A principal may not share adjudication information under this subsection with a district staff member while an appeal is pending..
Any information received by district staff under this section is exempt from disclosure under the public records act (chapter 42.56 RCW) and may not be further disseminated except as provided in RCW 28A.225.330, other statutes or case law, and the family and educational and privacy rights act of 1994 (20 U.S.C. Sec. 1232g et seq.).
A student committing an offense under chapter 9A.36 (assault), 9A.40 (kidnapping, unlawful imprisonment, custodial interference, luring, trafficking, and coercion of involuntary servitude), 9A.46 (harassment), or 9A.48 RCW (arson, reckless burning, and malicious mischief) when the activity is directed toward the teacher, shall not be assigned to that teacher’s classroom for the duration of the student’s attendance at that school or any other school where the teacher is assigned.
A student who commits an offense under chapter 9A.36 (assault), 9A.40 (kidnapping, unlawful imprisonment, custodial interference, luring, trafficking, and coercion of involuntary servitude), 9A.46 (harassment), or 9A.48 RCW (arson, reckless burning, and malicious mischief), when directed toward another student, may be removed from the classroom of the victim for the duration of the student’s attendance at that school or any other school where the victim is enrolled.
Students and school employees who are subjects of threats of violence or harm will be notified of the threats in a timely manner. “Threats of violence or harm” means direct or indirect communications by any means of the intent to inflict physical harm upon a specific individual or individuals or that place a person in fear of the imminent likelihood of serious harm.
The district will assess and address potential threats of violence or harm in a manner consistent with Board Policy No. and Superintendent Procedure 3225, School-Based Threat Assessment, other safety policies, and comprehensive safe school plans. In instances where the threat is deemed imminent, moderate risk or high risk, or requires further intervention to prevent violence or serious harm, the school administrator shall notify the parent and/or guardian of any student who is the target/recipient of a threat as well as the parent and/or guardian of any student who made the threat. The district will ensure that the notice is in a language the parent and/or guardian understands, which may require language assistance for parents or guardians with limited-English proficiency under Title VI of the Civil Rights Act of 1964.

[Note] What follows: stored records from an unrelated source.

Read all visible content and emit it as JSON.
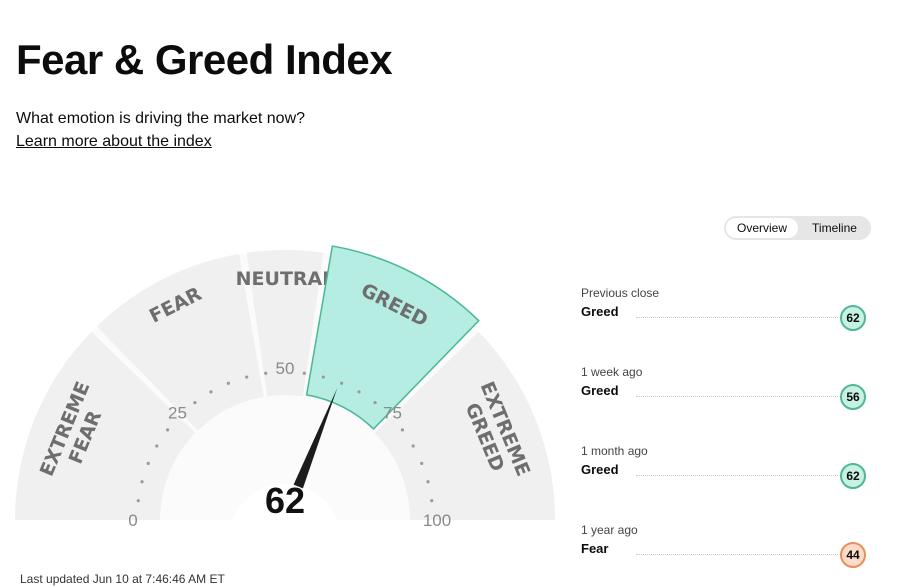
{
  "header": {
    "title": "Fear & Greed Index",
    "subtitle": "What emotion is driving the market now?",
    "learn_more": "Learn more about the index"
  },
  "view_toggle": {
    "options": [
      "Overview",
      "Timeline"
    ],
    "selected": "Overview"
  },
  "gauge": {
    "value": 62,
    "value_label": "62",
    "min": 0,
    "max": 100,
    "segments": [
      {
        "label": [
          "EXTREME",
          "FEAR"
        ],
        "from": 0,
        "to": 25,
        "active": false
      },
      {
        "label": [
          "FEAR"
        ],
        "from": 25,
        "to": 45,
        "active": false
      },
      {
        "label": [
          "NEUTRAL"
        ],
        "from": 45,
        "to": 55,
        "active": false
      },
      {
        "label": [
          "GREED"
        ],
        "from": 55,
        "to": 75,
        "active": true
      },
      {
        "label": [
          "EXTREME",
          "GREED"
        ],
        "from": 75,
        "to": 100,
        "active": false
      }
    ],
    "ticks": [
      "0",
      "25",
      "50",
      "75",
      "100"
    ],
    "colors": {
      "segment": "#f0f0f0",
      "active_fill": "#b5ede3",
      "active_stroke": "#49b893",
      "label": "#6e6e6e",
      "needle": "#1c1c1c",
      "tick_text": "#8a8a8a"
    }
  },
  "history": [
    {
      "label": "Previous close",
      "rating": "Greed",
      "value": "62",
      "badge_bg": "#c6f1e3",
      "badge_border": "#4fb891"
    },
    {
      "label": "1 week ago",
      "rating": "Greed",
      "value": "56",
      "badge_bg": "#c6f1e3",
      "badge_border": "#4fb891"
    },
    {
      "label": "1 month ago",
      "rating": "Greed",
      "value": "62",
      "badge_bg": "#c6f1e3",
      "badge_border": "#4fb891"
    },
    {
      "label": "1 year ago",
      "rating": "Fear",
      "value": "44",
      "badge_bg": "#fcdcc8",
      "badge_border": "#e98e5a"
    }
  ],
  "footer": {
    "last_updated": "Last updated Jun 10 at 7:46:46 AM ET"
  }
}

If there is a specific and significant threat to the health or safety of a student or other individuals, the district may disclose information from education records to appropriate parties whose knowledge of the information is necessary. Timing and details of the notice will be as extensive as permitted by the federal Family Educational Rights and Privacy Act, other legal limitations, and the circumstances.
The district may use information about a threat of harm or violence in connection with student discipline consistent with Board Policy No. 3240, Student Behavior and Disciplinary Responses, and the Basic Rules of Seattle Public Schools.
The district, Board, school officials, and school employees providing notice in good faith as required and consistent with the Board’s policies are immune from any liability arising out of such notification. A person who intentionally and in bad faith or maliciously, knowingly makes a false notification of a threat under this section is guilty of a misdemeanor punishable under RCW 9A.20.021.
Any school district or district employee who releases the information in compliance with federal and state law is immune from civil liability for damages unless it is shown that the school district or district employee acted with gross negligence or in bad faith.
The Superintendent is authorized to develop procedures for this policy, as necessary.